Domestic Partnerships: In California, a state domestic partnership allows for two adults to file a Declaration of Domestic Partnership with the Secretary of State and become legally recognized as a couple. This recognition comes with all of the rights and responsibilities of a married couple, such as community property division in the event of a split. Like marriage, domestic partnerships are only available to opposite-sex or same-sex couples who are living together and have chosen to share finances, and who have the legal capacity to marry. Couples with a domestic partnership in California must also be jointly responsible for the same children.

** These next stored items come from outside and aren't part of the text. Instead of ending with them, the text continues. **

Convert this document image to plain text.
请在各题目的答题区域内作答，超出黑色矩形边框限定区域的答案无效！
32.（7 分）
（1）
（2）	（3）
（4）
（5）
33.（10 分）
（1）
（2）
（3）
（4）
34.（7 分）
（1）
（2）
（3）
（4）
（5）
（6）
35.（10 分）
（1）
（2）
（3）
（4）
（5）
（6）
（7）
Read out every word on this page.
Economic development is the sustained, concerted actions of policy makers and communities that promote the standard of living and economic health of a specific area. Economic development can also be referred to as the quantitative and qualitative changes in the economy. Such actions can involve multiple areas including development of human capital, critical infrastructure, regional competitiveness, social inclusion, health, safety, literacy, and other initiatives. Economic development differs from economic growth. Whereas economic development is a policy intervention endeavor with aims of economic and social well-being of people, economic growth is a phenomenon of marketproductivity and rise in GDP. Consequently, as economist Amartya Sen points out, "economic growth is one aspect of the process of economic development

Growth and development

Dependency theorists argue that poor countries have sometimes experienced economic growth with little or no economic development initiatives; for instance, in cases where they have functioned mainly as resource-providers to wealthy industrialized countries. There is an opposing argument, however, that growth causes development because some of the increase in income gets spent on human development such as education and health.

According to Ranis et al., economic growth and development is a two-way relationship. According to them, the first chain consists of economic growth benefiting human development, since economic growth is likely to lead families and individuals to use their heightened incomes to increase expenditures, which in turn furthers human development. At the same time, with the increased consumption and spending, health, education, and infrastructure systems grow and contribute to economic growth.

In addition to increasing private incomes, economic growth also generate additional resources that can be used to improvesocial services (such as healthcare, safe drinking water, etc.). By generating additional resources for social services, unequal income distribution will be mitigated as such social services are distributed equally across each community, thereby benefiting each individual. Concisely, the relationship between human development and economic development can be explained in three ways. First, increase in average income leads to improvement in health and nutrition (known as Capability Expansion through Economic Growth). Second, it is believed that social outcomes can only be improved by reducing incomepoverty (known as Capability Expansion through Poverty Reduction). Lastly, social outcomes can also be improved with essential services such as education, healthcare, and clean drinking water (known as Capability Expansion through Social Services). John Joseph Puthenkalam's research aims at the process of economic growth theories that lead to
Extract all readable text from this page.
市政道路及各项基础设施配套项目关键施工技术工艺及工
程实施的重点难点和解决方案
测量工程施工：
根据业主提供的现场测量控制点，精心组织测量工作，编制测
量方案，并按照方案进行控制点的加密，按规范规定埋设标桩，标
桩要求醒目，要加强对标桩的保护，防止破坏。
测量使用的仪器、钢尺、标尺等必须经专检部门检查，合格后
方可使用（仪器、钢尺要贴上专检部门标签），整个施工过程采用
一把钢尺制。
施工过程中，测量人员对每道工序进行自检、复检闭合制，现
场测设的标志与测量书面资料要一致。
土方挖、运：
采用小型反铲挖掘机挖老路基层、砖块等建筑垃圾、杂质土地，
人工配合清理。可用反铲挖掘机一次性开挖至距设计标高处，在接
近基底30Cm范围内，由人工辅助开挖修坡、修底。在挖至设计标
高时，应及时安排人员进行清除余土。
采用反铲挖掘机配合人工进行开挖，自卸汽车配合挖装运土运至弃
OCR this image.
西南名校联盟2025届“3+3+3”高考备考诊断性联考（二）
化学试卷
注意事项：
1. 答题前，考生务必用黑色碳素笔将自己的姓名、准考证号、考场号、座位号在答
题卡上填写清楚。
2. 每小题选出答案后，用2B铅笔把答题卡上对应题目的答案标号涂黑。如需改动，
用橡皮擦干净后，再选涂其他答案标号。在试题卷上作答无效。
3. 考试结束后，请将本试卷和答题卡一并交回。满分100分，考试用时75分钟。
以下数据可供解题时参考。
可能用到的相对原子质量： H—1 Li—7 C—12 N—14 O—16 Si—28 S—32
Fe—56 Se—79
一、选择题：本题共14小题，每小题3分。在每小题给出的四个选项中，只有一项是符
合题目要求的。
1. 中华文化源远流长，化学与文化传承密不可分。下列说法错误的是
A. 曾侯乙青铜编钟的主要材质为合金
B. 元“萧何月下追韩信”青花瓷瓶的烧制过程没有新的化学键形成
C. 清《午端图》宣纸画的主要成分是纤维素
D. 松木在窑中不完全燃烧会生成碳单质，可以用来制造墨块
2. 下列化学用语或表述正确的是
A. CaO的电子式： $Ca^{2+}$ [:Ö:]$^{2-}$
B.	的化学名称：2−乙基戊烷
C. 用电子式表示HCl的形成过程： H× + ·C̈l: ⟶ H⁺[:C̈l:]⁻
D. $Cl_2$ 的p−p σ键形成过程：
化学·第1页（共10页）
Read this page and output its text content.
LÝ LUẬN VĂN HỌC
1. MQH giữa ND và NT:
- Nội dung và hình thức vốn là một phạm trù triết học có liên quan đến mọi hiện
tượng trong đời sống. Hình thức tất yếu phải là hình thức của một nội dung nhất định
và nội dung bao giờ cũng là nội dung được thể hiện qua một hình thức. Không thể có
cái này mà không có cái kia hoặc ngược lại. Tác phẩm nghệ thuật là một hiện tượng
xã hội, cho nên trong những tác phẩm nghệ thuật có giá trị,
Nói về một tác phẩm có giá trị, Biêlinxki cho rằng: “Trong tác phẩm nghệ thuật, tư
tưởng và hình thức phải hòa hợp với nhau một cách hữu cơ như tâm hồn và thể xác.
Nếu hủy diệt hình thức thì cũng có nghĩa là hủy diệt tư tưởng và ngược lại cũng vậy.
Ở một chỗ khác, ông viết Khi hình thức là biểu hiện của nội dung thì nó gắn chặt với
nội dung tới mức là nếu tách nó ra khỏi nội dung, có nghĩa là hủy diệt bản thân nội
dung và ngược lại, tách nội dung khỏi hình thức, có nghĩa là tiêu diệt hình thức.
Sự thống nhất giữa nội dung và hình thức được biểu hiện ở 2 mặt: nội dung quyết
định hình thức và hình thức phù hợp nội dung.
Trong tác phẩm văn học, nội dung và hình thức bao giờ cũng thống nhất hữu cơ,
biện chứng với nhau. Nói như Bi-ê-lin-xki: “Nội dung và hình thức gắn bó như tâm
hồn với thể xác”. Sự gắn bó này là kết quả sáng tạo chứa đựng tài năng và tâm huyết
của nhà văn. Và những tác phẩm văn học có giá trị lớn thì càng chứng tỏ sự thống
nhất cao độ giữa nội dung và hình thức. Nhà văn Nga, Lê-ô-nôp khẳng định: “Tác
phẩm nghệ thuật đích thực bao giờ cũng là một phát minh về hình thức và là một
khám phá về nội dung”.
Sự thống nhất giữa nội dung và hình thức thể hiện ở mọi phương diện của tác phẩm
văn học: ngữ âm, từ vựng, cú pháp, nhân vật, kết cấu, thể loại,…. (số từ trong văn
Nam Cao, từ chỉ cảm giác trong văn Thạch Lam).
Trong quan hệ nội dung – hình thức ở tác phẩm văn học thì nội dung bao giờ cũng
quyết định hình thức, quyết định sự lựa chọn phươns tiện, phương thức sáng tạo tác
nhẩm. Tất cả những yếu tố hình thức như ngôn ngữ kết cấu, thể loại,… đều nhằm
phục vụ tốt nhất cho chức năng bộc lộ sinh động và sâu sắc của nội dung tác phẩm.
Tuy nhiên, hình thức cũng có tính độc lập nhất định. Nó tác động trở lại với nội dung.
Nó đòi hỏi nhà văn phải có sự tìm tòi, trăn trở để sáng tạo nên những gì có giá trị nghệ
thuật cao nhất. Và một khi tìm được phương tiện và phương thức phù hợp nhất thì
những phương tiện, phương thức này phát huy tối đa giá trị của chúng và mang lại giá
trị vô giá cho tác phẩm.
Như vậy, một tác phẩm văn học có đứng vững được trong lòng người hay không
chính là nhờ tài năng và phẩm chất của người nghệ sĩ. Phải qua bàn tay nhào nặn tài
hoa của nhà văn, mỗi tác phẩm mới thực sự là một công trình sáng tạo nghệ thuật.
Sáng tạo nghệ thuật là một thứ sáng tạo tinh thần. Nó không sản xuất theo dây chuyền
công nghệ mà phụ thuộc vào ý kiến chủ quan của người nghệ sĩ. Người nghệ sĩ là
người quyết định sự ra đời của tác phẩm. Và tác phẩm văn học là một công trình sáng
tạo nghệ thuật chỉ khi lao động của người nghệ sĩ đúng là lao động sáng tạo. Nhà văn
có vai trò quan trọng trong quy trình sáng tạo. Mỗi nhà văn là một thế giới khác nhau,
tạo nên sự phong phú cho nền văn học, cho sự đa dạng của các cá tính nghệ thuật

Because there are several types of partnerships that fall outside of the traditional domestic partnership, the requirements for some alternatives may vary. The requirements of a California domestic partnership are:
In addition to these requirements, domestic partners must also submit all of the necessary forms and fees to their county clerk office. All forms must be signed in person in front of the notary public at the county clerk office. Once the clerk has recorded the application, the domestic partnership becomes legally valid. While domestic partnerships are susceptible to the same dissolution process (divorce) as marriages, they are also subject to the same spousal inheritance laws as marriages.
Civil Unions: Civil unions are legal alternative to marriage that are currently available in Connecticut, Vermont, and New Hampshire. In California, domestic partnerships are generally viewed as a legal equivalent to civil unions. However, there are some minor differences between the two.
While civil unions at one time offered alternative value, today domestic partnerships are much more common and accepted than they were a few decades ago. California has offered domestic partnership protections since 1999, and as such, the vast majority of people seeking legal recognition of their romantic partnership in California today choose domestic partnerships over any other method.

Obtaining Legal Help

A California family law attorney provides each individual with the legal protections that can help you protect your assets and rights from misinterpretation. California courts may divide what an individual claims as separate property or marital property upon the dissolution of a common law marriage. Consulting a family law lawyer to understand your options when you have concerns about the validity of your marital status is always advisable. A skilled attorney will always discourage a couple from representing themselves in a dissolution of marriage proceeding because of the potential for complications that can arise from improper filing of forms or lack of understanding of state laws concerning marriage.